There’s been over-investment in the front office, while back office systems are left antiquated
For example, bankers and lawyers use email to send term sheets and other bond issuance documents to colleagues within different teams or to counterparties. But because the data is not structured, all the terms must be manually transposed between the different systems being used — a time-consuming and risky process.
“At present, we have all these separate infrastructures for settlement, reconciliation, fund administration, custody, etc," says Brad Levy, the CEO of Symphony, a communications platform aimed at banks. "They’re all firewalled from each other and the only link between them is essentially email, which is a very shallow system that doesn’t facilitate the workflow."
As a result, time is wasted and risk introduced by people having to manually transfer or "double key" data from one system to another, with little transparency built in.
“There’s been over-investment in the front office, while back office systems are left antiquated,” says Levy. “Our goal is to bring the workflow out of email, and into our platform where there are tools to make it more efficient.”
Symphony enjoyed a burst in usage in the hundreds of percent in the early days of the pandemic, much of which has stuck around.
“The pandemic has really made people aware of the need to digitise," says Robert Taylor, co-founder and chief technology officer of Origin, a capital markets issuance platform. "There are insanely manual processes handled through long email chains with no data structure.”
Capital markets tech milestones during the pandemic
The imposition of remote working on the bond market has also exposed the impracticality of even more antiquated practices, some of which are still encoded into law in some jurisdictions, such as the requirement for wet ink signatures on certain documents.
Germany recently passed a law allowing bonds to be registered digitally rather than in paper format with a wet ink signature, but will need to pass more fundamental corporate law reforms for shares to be fully dematerialised. In Nordic jurisdictions, e-signatures are already commonly used for identity verification.
When teams were sitting together in the office, verification of hard copies with wet signatures was more practical, but remote working has made the need for change more urgent.
In Europe, a major event that preceded the pandemic had already spurred moves in this direction, according to Origin's Taylor.
“Brexit actually kick-started some developments in this respect,” he said. “Teams that were previously in London ended up being split between London and Paris and Frankfurt.”
The pandemic has only added to the sense of urgency on the legislative and regulatory front.
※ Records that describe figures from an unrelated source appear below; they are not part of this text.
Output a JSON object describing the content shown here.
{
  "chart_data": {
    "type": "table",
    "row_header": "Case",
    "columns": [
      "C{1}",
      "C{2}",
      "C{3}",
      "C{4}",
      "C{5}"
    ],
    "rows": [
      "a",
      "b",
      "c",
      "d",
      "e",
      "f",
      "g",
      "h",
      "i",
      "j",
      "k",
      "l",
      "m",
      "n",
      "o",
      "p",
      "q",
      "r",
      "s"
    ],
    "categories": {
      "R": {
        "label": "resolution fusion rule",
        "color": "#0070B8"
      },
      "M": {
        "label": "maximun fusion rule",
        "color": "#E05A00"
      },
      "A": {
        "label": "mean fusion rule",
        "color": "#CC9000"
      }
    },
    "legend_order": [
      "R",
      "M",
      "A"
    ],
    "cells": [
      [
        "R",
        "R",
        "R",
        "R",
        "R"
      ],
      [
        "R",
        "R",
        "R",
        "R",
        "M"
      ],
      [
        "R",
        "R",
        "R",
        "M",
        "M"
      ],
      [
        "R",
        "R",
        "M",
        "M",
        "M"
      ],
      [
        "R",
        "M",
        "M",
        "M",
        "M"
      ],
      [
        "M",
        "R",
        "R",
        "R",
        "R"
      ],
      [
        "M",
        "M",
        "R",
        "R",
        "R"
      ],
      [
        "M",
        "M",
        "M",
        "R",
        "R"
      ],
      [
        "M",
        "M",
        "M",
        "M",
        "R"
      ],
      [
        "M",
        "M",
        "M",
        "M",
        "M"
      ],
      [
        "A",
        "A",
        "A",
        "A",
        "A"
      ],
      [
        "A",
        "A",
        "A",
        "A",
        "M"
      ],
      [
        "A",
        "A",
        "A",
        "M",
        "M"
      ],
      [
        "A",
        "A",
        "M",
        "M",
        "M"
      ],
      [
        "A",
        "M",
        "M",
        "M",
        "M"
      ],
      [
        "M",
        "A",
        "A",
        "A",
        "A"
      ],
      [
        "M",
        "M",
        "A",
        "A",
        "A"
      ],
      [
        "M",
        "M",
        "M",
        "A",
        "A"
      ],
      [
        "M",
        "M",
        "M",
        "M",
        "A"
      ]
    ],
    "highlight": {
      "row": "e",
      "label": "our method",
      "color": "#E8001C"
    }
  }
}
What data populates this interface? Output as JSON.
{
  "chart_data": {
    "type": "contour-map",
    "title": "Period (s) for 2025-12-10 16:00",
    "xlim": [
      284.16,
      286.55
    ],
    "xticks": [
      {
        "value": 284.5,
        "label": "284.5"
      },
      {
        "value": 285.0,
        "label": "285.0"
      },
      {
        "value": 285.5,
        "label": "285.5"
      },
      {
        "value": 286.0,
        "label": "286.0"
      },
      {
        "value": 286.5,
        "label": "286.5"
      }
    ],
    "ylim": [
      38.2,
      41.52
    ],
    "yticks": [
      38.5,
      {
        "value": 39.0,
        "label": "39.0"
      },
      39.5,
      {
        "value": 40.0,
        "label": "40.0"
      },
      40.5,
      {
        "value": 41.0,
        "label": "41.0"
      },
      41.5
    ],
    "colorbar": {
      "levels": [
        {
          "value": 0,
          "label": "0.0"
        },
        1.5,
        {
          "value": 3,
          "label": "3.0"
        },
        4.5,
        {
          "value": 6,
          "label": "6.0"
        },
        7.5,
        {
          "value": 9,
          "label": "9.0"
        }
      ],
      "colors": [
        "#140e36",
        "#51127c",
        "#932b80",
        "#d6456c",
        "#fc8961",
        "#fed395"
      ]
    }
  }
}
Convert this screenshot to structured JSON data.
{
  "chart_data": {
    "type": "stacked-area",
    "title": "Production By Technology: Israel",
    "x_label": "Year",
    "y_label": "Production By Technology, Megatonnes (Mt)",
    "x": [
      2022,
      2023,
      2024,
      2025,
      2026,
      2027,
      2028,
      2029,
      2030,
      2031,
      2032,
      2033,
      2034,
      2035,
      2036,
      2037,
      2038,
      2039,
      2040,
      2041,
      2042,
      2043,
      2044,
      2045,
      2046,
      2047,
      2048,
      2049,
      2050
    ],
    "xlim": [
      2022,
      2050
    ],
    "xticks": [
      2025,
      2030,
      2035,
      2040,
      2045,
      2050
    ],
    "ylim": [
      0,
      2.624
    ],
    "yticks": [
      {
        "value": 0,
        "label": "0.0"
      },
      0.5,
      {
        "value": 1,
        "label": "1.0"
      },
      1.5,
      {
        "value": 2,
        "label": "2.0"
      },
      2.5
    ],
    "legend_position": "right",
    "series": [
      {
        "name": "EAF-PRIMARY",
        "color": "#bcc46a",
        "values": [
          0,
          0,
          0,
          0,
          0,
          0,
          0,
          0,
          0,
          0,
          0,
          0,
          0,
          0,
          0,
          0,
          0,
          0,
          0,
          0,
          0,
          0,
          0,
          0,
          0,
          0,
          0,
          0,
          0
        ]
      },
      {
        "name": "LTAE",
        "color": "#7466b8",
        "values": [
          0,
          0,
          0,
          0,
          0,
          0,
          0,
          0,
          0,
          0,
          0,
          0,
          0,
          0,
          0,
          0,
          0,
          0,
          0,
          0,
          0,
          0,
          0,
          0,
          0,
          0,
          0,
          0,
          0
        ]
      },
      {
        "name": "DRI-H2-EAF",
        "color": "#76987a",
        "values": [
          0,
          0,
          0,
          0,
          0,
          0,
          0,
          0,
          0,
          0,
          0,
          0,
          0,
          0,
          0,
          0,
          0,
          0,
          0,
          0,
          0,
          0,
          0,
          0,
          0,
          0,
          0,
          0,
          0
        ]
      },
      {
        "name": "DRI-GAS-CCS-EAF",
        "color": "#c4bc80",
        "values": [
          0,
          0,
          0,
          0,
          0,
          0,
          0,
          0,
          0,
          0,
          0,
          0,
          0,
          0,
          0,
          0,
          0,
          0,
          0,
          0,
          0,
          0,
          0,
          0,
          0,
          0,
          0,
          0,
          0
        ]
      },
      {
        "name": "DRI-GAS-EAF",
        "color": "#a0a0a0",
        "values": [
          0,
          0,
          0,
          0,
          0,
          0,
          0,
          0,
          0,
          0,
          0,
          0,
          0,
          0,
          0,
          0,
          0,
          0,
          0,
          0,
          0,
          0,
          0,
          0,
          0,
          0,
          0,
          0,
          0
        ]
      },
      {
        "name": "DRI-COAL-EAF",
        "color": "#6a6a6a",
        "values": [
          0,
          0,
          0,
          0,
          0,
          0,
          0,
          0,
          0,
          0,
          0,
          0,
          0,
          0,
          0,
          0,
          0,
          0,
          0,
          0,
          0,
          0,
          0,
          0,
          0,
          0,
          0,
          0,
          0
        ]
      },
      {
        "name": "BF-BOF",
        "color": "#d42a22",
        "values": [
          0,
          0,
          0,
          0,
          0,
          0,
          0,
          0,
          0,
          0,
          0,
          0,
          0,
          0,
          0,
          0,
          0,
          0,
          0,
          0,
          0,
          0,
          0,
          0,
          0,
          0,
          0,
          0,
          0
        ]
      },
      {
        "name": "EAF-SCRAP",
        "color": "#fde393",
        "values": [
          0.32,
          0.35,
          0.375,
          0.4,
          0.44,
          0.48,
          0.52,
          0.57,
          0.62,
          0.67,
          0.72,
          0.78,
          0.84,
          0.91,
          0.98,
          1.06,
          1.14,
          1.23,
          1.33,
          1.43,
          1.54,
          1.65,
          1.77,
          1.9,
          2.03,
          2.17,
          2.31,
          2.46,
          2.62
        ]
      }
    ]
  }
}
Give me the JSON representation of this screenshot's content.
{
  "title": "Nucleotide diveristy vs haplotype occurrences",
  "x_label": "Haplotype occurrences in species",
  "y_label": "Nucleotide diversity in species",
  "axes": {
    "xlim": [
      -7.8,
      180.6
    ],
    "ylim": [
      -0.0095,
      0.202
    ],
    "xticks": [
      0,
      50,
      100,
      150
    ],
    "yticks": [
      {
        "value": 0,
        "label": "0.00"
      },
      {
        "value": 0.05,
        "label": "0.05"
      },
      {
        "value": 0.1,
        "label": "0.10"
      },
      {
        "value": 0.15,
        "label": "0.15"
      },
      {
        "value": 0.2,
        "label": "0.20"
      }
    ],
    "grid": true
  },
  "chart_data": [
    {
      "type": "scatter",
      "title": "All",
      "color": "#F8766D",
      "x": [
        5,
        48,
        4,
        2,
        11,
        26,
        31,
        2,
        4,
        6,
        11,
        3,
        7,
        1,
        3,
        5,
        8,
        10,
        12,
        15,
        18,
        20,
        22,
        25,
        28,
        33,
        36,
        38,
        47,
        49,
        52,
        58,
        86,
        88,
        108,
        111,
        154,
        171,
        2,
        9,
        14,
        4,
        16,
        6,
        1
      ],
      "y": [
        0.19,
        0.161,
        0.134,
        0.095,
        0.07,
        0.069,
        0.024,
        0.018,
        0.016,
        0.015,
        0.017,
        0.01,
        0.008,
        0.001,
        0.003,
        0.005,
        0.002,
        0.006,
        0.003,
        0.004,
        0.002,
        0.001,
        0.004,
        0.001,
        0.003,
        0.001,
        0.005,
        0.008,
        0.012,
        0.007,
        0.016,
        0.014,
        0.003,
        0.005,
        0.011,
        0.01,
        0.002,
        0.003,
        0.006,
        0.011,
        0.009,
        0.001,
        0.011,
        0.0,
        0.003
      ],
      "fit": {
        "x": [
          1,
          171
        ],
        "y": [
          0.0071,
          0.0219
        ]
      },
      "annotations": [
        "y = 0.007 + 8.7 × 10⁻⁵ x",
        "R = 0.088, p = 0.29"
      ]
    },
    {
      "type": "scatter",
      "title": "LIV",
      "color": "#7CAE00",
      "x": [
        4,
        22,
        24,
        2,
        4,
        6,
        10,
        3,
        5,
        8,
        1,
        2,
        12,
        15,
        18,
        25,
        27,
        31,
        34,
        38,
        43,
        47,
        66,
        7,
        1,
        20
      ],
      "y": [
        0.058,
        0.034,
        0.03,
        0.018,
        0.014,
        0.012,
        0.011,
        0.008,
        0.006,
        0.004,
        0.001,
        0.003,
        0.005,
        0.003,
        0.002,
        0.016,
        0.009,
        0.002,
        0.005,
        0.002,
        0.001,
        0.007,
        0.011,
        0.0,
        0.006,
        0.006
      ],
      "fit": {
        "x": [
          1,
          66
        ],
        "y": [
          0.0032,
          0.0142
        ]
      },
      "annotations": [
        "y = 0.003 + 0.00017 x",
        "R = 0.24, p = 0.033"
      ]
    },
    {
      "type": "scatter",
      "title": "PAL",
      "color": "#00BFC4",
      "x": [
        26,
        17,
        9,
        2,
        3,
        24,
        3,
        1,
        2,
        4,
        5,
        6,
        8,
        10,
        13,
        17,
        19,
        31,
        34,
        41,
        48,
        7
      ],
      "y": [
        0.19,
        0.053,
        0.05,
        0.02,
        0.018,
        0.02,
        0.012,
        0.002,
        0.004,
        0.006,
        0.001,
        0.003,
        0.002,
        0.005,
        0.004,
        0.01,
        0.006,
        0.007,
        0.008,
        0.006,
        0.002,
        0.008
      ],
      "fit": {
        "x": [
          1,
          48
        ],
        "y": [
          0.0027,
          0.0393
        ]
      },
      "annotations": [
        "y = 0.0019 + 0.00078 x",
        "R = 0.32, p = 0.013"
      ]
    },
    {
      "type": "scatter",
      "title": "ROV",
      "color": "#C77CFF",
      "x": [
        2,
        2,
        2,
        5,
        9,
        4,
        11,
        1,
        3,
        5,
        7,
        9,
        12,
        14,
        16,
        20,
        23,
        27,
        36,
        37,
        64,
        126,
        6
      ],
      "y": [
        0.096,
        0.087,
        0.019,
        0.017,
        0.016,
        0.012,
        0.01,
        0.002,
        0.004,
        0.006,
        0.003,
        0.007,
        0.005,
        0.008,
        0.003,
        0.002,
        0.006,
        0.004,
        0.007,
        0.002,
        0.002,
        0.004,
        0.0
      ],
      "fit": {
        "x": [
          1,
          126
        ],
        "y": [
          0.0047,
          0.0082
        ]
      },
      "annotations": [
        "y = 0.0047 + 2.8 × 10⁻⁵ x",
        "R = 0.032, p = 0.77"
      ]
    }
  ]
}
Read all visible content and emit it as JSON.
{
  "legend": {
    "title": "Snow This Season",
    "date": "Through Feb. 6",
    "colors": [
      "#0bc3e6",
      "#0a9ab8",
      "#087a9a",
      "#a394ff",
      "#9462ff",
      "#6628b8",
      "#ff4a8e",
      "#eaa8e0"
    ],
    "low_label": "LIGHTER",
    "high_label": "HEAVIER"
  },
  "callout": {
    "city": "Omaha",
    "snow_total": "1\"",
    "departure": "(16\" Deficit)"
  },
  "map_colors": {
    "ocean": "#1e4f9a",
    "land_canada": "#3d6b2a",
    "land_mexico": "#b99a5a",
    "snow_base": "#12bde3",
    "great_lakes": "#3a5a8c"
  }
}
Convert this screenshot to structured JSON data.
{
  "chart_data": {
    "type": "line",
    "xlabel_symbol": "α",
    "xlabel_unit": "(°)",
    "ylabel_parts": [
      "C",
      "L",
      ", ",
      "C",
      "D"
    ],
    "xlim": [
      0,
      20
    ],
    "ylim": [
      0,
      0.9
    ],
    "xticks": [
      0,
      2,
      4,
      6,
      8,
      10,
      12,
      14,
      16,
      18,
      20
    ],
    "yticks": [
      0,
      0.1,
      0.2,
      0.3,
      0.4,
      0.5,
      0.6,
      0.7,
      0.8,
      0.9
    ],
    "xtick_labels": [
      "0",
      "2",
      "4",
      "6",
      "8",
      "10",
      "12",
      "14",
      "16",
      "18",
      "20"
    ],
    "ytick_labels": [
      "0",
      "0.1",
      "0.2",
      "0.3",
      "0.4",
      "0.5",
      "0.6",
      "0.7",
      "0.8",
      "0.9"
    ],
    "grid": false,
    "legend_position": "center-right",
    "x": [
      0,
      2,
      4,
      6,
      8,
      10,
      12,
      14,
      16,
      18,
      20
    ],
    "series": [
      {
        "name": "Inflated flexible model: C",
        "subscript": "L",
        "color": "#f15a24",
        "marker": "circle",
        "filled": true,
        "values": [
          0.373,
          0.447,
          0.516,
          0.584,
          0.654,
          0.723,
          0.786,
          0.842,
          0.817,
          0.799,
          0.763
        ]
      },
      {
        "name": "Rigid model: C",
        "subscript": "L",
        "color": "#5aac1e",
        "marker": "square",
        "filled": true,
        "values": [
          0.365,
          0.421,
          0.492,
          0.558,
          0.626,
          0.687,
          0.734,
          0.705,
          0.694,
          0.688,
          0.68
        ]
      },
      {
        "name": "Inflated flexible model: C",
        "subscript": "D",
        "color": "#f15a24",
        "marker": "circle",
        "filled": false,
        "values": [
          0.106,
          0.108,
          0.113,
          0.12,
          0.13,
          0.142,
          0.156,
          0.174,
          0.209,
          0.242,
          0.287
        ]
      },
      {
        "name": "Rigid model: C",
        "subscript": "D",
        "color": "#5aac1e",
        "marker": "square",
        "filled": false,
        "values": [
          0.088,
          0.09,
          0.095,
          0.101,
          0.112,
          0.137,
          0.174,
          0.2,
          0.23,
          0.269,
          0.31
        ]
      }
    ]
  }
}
It is difficult to garner support and resources to fix a system that already works, and the capital markets weathered the challenges of the pandemic remarkably well. But for those difficulties thrown up by lockdowns, the solution was often more or better technology, while the cultural openness to digital processes fostered by the experience of the pandemic is unlikely to fade.
Some steps forward taken during the Covid-19 crisis, like the EIB’s recent blockchain outing, would have happened anyway, sooner or later. But there is a strong sense across the capital markets that the experience of the pandemic has had a profound impact on attitudes to technology. The rate of change, as a result, looks set to accelerate.